The back nine is on stronger hills and slopes, to the delight, excitement and consternation of the golfer. This adds to the variety of the holes as they climb and plunge about. I would rank them 11, 14, 16, 10, 13, 15, 18, 12, 17.

Generally, Paramount focuses on a wealth of engagement and interest on a thrilling piece of property consistent with Tillinghast’s design style. He believed par 3’s were a foundational aspect of quality, which is certainly shown here with its strong set of one shotters. He believed strategy and shot placement were likewise critical to excellence as well. The hills, slopes and contours here varying with their sharp and long movement assure these strategic considerations, where deciding where to place the ball then where it will end up are two very distinct concepts. Tillinghast also viewed green contours as the balance of a course, where golfers of any skill level could be challenged and delighted alike.
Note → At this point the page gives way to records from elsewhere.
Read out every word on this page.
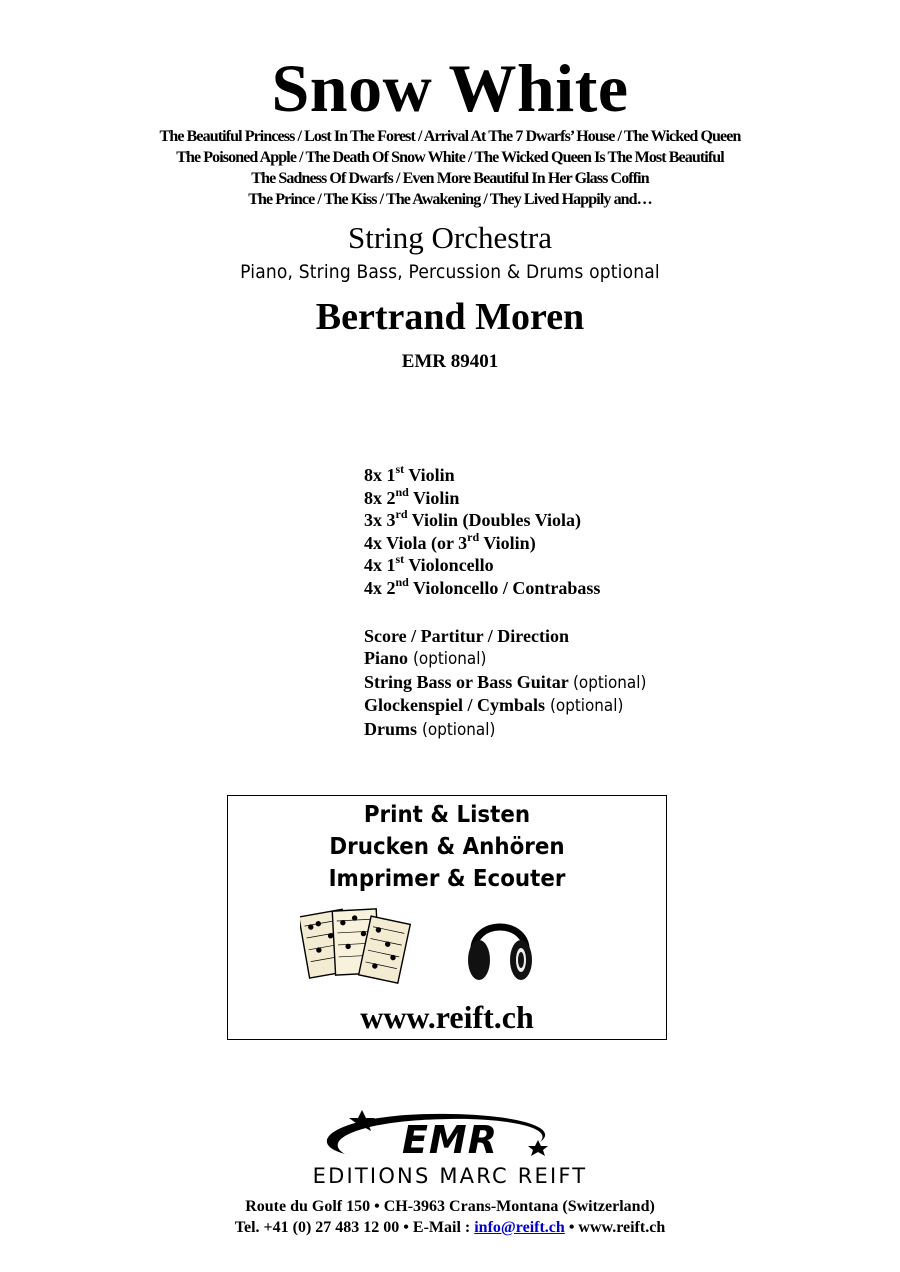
Snow White
The Beautiful Princess / Lost In The Forest / Arrival At The 7 Dwarfs’ House / The Wicked Queen
The Poisoned Apple / The Death Of Snow White / The Wicked Queen Is The Most Beautiful
The Sadness Of Dwarfs / Even More Beautiful In Her Glass Coffin
The Prince / The Kiss / The Awakening / They Lived Happily and…
String Orchestra
Piano, String Bass, Percussion & Drums optional
Bertrand Moren
EMR 89401
8x 1st Violin
8x 2nd Violin
3x 3rd Violin (Doubles Viola)
4x Viola (or 3rd Violin)
4x 1st Violoncello
4x 2nd Violoncello / Contrabass
Score / Partitur / Direction
Piano (optional)
String Bass or Bass Guitar (optional)
Glockenspiel / Cymbals (optional)
Drums (optional)
Print & Listen
Drucken & Anhören
Imprimer & Ecouter
www.reift.ch
EMR
EDITIONS MARC REIFT
Route du Golf 150 • CH-3963 Crans-Montana (Switzerland)
Tel. +41 (0) 27 483 12 00 • E-Mail : info@reift.ch • www.reift.ch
As he wrote, “The contouring of the greens places a premium on the placement of the drives, but never is there the necessity of facing a prodigious carry of the sink-or-swim sort. It is only the knowledge that the next shot must be played with rifle accuracy that brings the realization that the drive must be placed. The holes are like men, all rather similar from foot to neck, but with the greens showing the same varying characters of human faces. The presence of an old-fashioned featureless green would be just as much out of place on an up-to-date course as cobble-stone paving along Fifth Avenue … If the greens themselves do not stand forth impressively the course itself can never be notable.” The complexity and subtlety of the greens at Paramount, with their strong movement beneath the surface of simplicity, are worthy of note.

I find the following from Tillinghast an important point. “A round of golf should present 18 inspirations — not necessarily thrills, because spectacular holes may be sadly overdone. Every hole may be constructed to provide charm without being obtrusive with it. When I speak of a hole being inspiring, it is not intended to imply that the visitor is to be subject to attacks of hysteria on every teeing ground.” Tillinghast believes in strategy, options and variety within confines of artful and wise restraint learned over time. Paramount is an outstanding example of this doctrine in practice. It would have been easy to dazzle Zukor with extreme boldness and quirk on such an undulating piece of property but instead, Tilinghast allowed the terrain to take hold and impart its brilliance, developed over centuries. In an area full of famous golf courses, including several designed by Tillinghast, Paramount may stand in the shadows of most discussions but should not. Its design features are unique and concepts well done, presenting an important perspective on the genius of Tillinghast.

Clubhouse/Pro Shop: Several buildings are scattered throughout the property in an unassuming yet accommodating manner.

Practice Area: Driving range, short game area and practice green are all present and accounted for.